Lebanese Eurobonds Market showed an improvement during the week, as reflected by the BLOM Bond Index that inched up 0.35% during the week to 102.79 points. Nevertheless, the Lebanese Eurobond Market was outperformed by bonds in emerging markets, which is mirrored by the JP Morgan Emerging Markets’ Bond Index that added a weekly 1.58% to 667.62 points.
The yields on the 5Y and 10Y Lebanese Eurobonds dropped by 14 basis points (bps) and 5 bps, during the week, to 6.50% and 6.89%, respectively.
Similarly, demand for US treasuries continued to increase over the week, as shown by the yields on the 5Y and 10Y US treasuries that declined by 4 bps and 2 bps, to 1.40% and 2%, respectively.

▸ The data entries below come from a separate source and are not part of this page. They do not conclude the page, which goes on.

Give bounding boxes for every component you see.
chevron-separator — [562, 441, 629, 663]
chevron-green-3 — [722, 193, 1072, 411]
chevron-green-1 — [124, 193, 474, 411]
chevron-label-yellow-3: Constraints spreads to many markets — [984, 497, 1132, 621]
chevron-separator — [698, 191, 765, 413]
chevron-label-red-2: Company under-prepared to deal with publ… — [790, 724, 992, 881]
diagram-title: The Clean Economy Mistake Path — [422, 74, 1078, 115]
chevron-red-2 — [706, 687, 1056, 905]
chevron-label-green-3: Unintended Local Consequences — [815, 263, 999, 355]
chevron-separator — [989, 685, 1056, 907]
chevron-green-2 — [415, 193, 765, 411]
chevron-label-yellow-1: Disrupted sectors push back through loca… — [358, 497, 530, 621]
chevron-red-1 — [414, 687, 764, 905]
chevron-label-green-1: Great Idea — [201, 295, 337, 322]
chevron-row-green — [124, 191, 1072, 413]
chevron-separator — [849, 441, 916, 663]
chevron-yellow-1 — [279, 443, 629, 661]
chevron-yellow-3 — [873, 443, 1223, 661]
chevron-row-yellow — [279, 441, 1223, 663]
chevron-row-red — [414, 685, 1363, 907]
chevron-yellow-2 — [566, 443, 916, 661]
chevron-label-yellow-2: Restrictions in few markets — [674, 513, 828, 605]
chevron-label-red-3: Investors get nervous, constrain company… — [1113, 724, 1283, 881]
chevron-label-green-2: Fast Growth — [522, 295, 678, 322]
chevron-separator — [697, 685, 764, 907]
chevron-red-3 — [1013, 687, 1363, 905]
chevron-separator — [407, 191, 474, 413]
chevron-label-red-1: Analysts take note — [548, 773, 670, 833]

As oil and stock markets follow bearish trends, investors fear that the increase in inflation rate would not be sustained and hence expect that the Federal Reserve would have to slow the pace of interest rates increase. This was confirmed by the dovish statement of the FOMC, hence pushing demand for Eurobonds higher.
Consequently, the spread between the yields on the 5Y and 10Y Lebanese Eurobonds and their US comparable narrowed to 510 bps and 489 bps, from last week’s 520 bps and 492 bps, respectively.